White Supremacists Film Hateful Video At Emmett Till Memorial
A group of white supremists were caught on surveillance footage filming a video at Emmett Till’s memorial site over the weekend. Till’s latest monument, now bulletproof, was re-dedicated only two weeks ago after the first three signs were vandalized.
On Saturday, November 2, seven white nationalists gathered at the site, located at Graball Landing in Sumner, Mississippi at theTallahatchie River, which is where it is believed Till’s 14-year-old body was found in August 1955.
Two members of the group were holding flags largely associated with the League of the South, a white supremacist group that advocates for southern secession and an independent, white-dominated south.
One of the racists could be heard saying on camera, “We are here at the Emmett Till monument that represents the civil rights movement for Blacks. What we want to know is, where are all the white people?”
Once an alarm sounded from the site’s high-tech security system, the group quickly dispersed.
Patrick Weems, the Emmett Till Memorial Commission’s executive director, told CNN the alarm’s purpose is to make visitors aware the site is under surveillance.
“It is motion sensitive and when someone or something is in close proximity to the market, the surveillance comes on with recording and motion and after a certain time the alarm will go off,” explained Benjamin Saulsberry of the Emmett Till Interpretive Center to FOX 13.

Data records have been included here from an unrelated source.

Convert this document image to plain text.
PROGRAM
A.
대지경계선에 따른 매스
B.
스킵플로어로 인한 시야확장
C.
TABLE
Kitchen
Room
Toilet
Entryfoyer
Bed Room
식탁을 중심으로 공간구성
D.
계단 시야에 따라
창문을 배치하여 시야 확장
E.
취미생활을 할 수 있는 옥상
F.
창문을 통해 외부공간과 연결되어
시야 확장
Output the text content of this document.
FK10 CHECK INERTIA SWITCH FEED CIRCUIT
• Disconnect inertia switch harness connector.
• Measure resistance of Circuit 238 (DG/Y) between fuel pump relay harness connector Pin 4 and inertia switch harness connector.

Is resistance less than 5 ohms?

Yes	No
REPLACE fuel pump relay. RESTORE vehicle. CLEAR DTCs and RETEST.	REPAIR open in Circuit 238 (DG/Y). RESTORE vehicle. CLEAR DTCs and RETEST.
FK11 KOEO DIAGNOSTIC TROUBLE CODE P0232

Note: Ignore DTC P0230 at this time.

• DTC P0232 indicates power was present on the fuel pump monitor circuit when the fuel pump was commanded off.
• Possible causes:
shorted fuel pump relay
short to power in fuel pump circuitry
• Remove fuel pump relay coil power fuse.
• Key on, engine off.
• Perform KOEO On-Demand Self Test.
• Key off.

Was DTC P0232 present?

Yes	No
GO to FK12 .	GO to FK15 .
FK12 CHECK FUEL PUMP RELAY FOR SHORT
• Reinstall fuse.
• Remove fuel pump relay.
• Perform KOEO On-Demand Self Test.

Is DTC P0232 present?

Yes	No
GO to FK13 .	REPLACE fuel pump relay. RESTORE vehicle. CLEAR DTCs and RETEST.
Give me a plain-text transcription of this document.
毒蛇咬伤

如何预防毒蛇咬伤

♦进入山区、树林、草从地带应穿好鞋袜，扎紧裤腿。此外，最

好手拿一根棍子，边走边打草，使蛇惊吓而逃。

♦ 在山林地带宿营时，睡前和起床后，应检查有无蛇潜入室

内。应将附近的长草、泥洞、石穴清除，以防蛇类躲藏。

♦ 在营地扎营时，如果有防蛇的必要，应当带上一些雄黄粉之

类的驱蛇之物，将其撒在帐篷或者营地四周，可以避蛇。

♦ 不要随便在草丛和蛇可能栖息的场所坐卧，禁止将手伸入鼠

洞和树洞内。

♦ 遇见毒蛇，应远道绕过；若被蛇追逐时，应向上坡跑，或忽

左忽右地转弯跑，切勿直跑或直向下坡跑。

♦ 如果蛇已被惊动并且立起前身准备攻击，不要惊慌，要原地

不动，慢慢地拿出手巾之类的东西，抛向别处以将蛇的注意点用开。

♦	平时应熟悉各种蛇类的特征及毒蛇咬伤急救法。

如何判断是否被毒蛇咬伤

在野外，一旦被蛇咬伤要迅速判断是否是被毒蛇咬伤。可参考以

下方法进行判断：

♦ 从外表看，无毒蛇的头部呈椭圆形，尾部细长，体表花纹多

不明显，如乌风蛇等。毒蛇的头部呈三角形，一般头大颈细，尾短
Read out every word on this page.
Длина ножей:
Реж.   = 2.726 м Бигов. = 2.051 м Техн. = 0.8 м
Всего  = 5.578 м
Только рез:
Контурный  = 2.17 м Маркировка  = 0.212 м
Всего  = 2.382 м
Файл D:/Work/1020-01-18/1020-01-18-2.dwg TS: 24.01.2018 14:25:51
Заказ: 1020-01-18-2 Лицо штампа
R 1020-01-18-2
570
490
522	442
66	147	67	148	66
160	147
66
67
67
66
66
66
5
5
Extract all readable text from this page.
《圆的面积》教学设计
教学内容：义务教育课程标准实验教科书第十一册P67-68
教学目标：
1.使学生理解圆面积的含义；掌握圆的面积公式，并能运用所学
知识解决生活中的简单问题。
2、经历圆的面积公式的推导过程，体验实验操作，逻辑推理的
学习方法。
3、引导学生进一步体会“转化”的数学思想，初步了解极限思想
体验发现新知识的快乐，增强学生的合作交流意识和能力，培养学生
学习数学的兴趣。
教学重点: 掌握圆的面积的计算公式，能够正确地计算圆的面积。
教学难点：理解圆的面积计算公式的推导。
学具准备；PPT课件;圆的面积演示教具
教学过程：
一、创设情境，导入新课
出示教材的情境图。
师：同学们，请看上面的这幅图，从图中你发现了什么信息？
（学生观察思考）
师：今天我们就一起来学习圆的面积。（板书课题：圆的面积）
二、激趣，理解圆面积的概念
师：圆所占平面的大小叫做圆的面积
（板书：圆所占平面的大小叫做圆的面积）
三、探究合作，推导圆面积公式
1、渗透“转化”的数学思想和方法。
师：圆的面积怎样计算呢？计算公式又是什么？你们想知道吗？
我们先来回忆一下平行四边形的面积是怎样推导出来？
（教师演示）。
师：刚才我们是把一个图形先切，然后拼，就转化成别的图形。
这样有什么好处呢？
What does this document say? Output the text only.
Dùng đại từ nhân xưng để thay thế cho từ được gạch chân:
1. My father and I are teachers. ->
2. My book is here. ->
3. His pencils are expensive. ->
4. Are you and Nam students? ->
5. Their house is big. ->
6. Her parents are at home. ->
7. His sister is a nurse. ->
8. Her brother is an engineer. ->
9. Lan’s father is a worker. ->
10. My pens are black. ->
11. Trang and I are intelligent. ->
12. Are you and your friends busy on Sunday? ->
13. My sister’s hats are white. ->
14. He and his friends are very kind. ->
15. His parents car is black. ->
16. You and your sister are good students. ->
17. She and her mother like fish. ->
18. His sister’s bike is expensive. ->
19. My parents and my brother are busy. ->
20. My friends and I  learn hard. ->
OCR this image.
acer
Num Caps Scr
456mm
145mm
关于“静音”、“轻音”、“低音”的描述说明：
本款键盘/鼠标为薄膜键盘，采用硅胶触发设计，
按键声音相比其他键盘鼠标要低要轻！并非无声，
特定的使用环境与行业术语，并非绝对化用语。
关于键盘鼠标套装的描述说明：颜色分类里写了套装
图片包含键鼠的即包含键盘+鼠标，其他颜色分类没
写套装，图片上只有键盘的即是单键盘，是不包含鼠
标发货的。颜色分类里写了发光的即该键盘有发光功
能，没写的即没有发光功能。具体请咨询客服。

Although the hate group’s visit was upsetting, there’s not much can be done to prevent similar instances, as they did not seem to break any laws.
“We are not at a place where we feel the authority to press charges,” said Saulsberry. “From what I understand I don’t think any laws were broken with them convening there. People have the right to publicly assemble anywhere.”
After the video was made public, thousands of donations began flooding into the Emmett Till Memorial Commission.
Since Saturday’s incident, $10,000 donations were submitted, according to USA Today.
“This group came out there to divide us… but they only made our effort stronger," said Weems. "We have had support from all around the country of people helping us out. Every time something like this happens, we get another $10,000 to help us.”
Till’s first plague was dedicated at the site in 2007, but was stolen and thrown into the river where Till’s body had been dumped after he was lynched. The second and third monuments were riddled with bullet holes. The fourth and current plague, two inches thick, weighing over 500 pounds of steel, was rededicated two weeks ago and is now bulletproof.
Till was pulled from the river nearly 65 years ago after he had been kidnapped, tortured and lynched after being accused of grabbing Caroyln Bryant Donham, a white woman. In 2017, Donham confessed to a historian that her allegations against Emmett were false.